Reprise des négociations conventionnelles sur l’Avenant n°9

Il s’agit de la reprise des négociations sur l’avenant n°9 laissé en plan en novembre 2020 en raison des élections aux unions professionnelles.

1-Représentativité :

L’Union Avenir Spé/Le Bloc (AS/LB) a très largement gagné ces élections. L’enquête de représentativité, parue il y a trois jours, confirme la très large audience de notre syndicat avec 39,3% des voix des spécialistes. Les autres syndicats sont très loin derrière et ne pourront pas signer isolément un avenant ou une convention, leur poids politique devient quasi inexistant.

Effectivement, seul un syndicat représentant plus de 30% des voix peut valider et signer une convention ou un avenant. Les droits d’opposition sont possibles, mais il faut que la représentation atteigne plus de 50%. Aujourd’hui seule l’Union AS/LB et MG France peuvent signer conjointement un avenant à la Convention.

2-L’avenant conventionnel

Le numéro 9 n’est pas un avenant comme les autres pour deux raisons :

  • La convention médicale qui devait être négociée cette année a été repoussée en 2023 par décision législative. Pendant toute cette période, il sera difficile d’avoir des avancées tarifaires significatives car le « quoiqu’il en coûte » sera bientôt terminé. Les revalorisations risquent d’attendre ! D’autre part, le Ségur de la santé ne s’est occupé que de l’Hôpital public, en oubliant tous les soignants du secteur privé. Cette valorisation a été de 19 milliards d’euros, en plus de la disparition de la dette.
  • L’enveloppe de cet avenant doit être beaucoup plus importante qu’elle ne l’a été en 2020.

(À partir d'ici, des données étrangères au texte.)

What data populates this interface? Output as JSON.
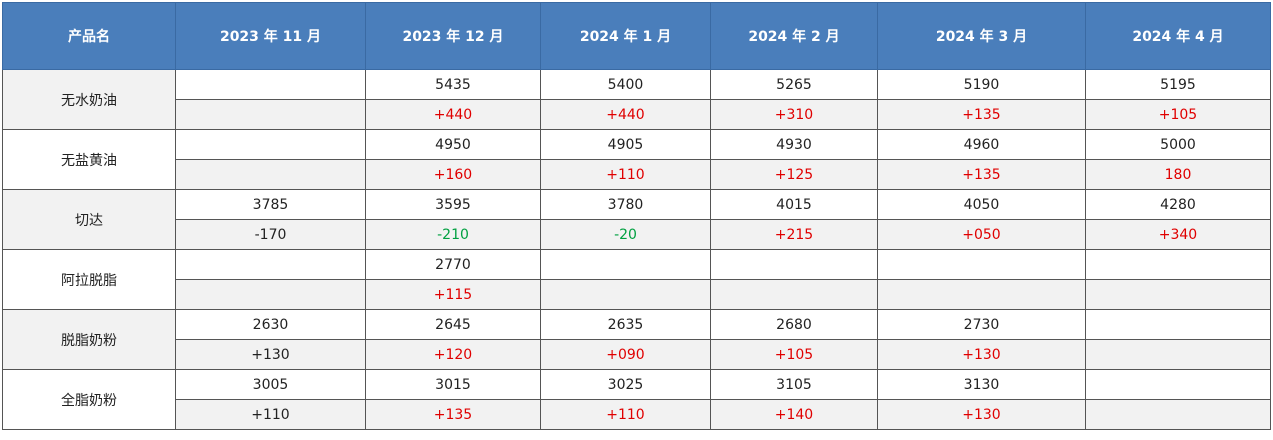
{
  "table": {
    "header": [
      "产品名",
      "2023 年 11 月",
      "2023 年 12 月",
      "2024 年 1 月",
      "2024 年 2 月",
      "2024 年 3 月",
      "2024 年 4 月"
    ],
    "rows": [
      {
        "name": "无水奶油",
        "prices": [
          null,
          "5435",
          "5400",
          "5265",
          "5190",
          "5195"
        ],
        "changes": [
          null,
          "+440",
          "+440",
          "+310",
          "+135",
          "+105"
        ],
        "change_colors": [
          null,
          "#e00000",
          "#e00000",
          "#e00000",
          "#e00000",
          "#e00000"
        ]
      },
      {
        "name": "无盐黄油",
        "prices": [
          null,
          "4950",
          "4905",
          "4930",
          "4960",
          "5000"
        ],
        "changes": [
          null,
          "+160",
          "+110",
          "+125",
          "+135",
          "180"
        ],
        "change_colors": [
          null,
          "#e00000",
          "#e00000",
          "#e00000",
          "#e00000",
          "#e00000"
        ]
      },
      {
        "name": "切达",
        "prices": [
          "3785",
          "3595",
          "3780",
          "4015",
          "4050",
          "4280"
        ],
        "changes": [
          "-170",
          "-210",
          "-20",
          "+215",
          "+050",
          "+340"
        ],
        "change_colors": [
          "#222222",
          "#00a040",
          "#00a040",
          "#e00000",
          "#e00000",
          "#e00000"
        ]
      },
      {
        "name": "阿拉脱脂",
        "prices": [
          null,
          "2770",
          null,
          null,
          null,
          null
        ],
        "changes": [
          null,
          "+115",
          null,
          null,
          null,
          null
        ],
        "change_colors": [
          null,
          "#e00000",
          null,
          null,
          null,
          null
        ]
      },
      {
        "name": "脱脂奶粉",
        "prices": [
          "2630",
          "2645",
          "2635",
          "2680",
          "2730",
          null
        ],
        "changes": [
          "+130",
          "+120",
          "+090",
          "+105",
          "+130",
          null
        ],
        "change_colors": [
          "#222222",
          "#e00000",
          "#e00000",
          "#e00000",
          "#e00000",
          null
        ]
      },
      {
        "name": "全脂奶粉",
        "prices": [
          "3005",
          "3015",
          "3025",
          "3105",
          "3130",
          null
        ],
        "changes": [
          "+110",
          "+135",
          "+110",
          "+140",
          "+130",
          null
        ],
        "change_colors": [
          "#222222",
          "#e00000",
          "#e00000",
          "#e00000",
          "#e00000",
          null
        ]
      }
    ]
  }
}
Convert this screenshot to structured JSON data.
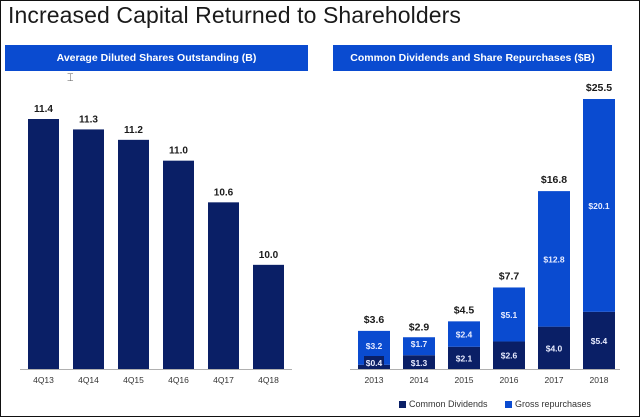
{
  "page": {
    "title": "Increased Capital Returned to Shareholders"
  },
  "colors": {
    "header_bg": "#0a4bd0",
    "dark_bar": "#0a1f66",
    "light_bar": "#0a4bd0",
    "text_dark": "#1a1a1a"
  },
  "chart_data": [
    {
      "type": "bar",
      "title": "Average Diluted Shares Outstanding (B)",
      "categories": [
        "4Q13",
        "4Q14",
        "4Q15",
        "4Q16",
        "4Q17",
        "4Q18"
      ],
      "values": [
        11.4,
        11.3,
        11.2,
        11.0,
        10.6,
        10.0
      ],
      "data_labels": [
        "11.4",
        "11.3",
        "11.2",
        "11.0",
        "10.6",
        "10.0"
      ],
      "xlabel": "",
      "ylabel": "",
      "ylim": [
        9.0,
        11.4
      ],
      "grid": false,
      "legend": "none"
    },
    {
      "type": "bar",
      "stacked": true,
      "title": "Common Dividends and Share Repurchases ($B)",
      "categories": [
        "2013",
        "2014",
        "2015",
        "2016",
        "2017",
        "2018"
      ],
      "series": [
        {
          "name": "Common Dividends",
          "values": [
            0.4,
            1.3,
            2.1,
            2.6,
            4.0,
            5.4
          ],
          "labels": [
            "$0.4",
            "$1.3",
            "$2.1",
            "$2.6",
            "$4.0",
            "$5.4"
          ]
        },
        {
          "name": "Gross repurchases",
          "values": [
            3.2,
            1.7,
            2.4,
            5.1,
            12.8,
            20.1
          ],
          "labels": [
            "$3.2",
            "$1.7",
            "$2.4",
            "$5.1",
            "$12.8",
            "$20.1"
          ]
        }
      ],
      "totals": [
        3.6,
        2.9,
        4.5,
        7.7,
        16.8,
        25.5
      ],
      "total_labels": [
        "$3.6",
        "$2.9",
        "$4.5",
        "$7.7",
        "$16.8",
        "$25.5"
      ],
      "xlabel": "",
      "ylabel": "",
      "ylim": [
        0,
        25.5
      ],
      "grid": false,
      "legend": "bottom"
    }
  ]
}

Six grands sujets sont à l’ordre du jour de cet avenant :

  • Le service d’accès aux soins (SAS) commandé par le Président de la République pour répondre à la demande des patients dans le cadre du soin non programmé. Le projet initial excluait tous les médecins spécialistes de son organisation. Nous avons fait réintégrer dans cette structuration la place de la médecine spécialisée dans le soin non programmé avec une reconnaissance de tous les médecins spécialistes.

 

  • L’extension des téléconsultations et de la téléexpertise, mode d’exercice pouvant répondre dans certains cas aux problématiques de l’accessibilité temporelle aux soins de spécialité.

 

  • Le troisième volet est celui du numérique en santé avec le développement d’outils de renseignement d’un dossier informatisé personnel mis en place dès le début de l’année prochaine. Un accompagnement financier sera dirigé vers les outils permettant le partage des données. La prise en charge du logiciel, de la maintenance et des mises à jour sera effectuée dans le cadre d’une enveloppe de 235 millions d’euros. L’interopérabilité devrait être le socle de l’appropriation de cette nouvelle forme de communication. En aucun cas, cette procédure ne devra être consommatrice de temps médical.

 

  • Le quatrième volet, le plus important en termes financiers, correspond à la revalorisation des consultations spécifiques du médecin spécialiste et cela pour toutes les spécialités. Une enveloppe devra être ciblée plus particulièrement sur des spécialités en difficulté notamment la pédiatrie la psychiatrie et la pédopsychiatrie, la gynécologie, l’endocrinologie, la médecine physique et de réadaptation, la rhumatologie….

 

  • En ce qui concerne la politique du médicament, il est entamé une réflexion conjointe sur la place des biosimilaires et de leur prescription. Cet aspect est une source d’économie financière qui doit être partagée avec les usagers.

 

  • Un dernier volet est celui du handicap avec la mise en place d’un financement particulier, dédié dans le cadre de la prise en charge de ce patient. A ce jour, l’enveloppe est bien loin de répondre à la problématique de la prise en charge sur le terrain.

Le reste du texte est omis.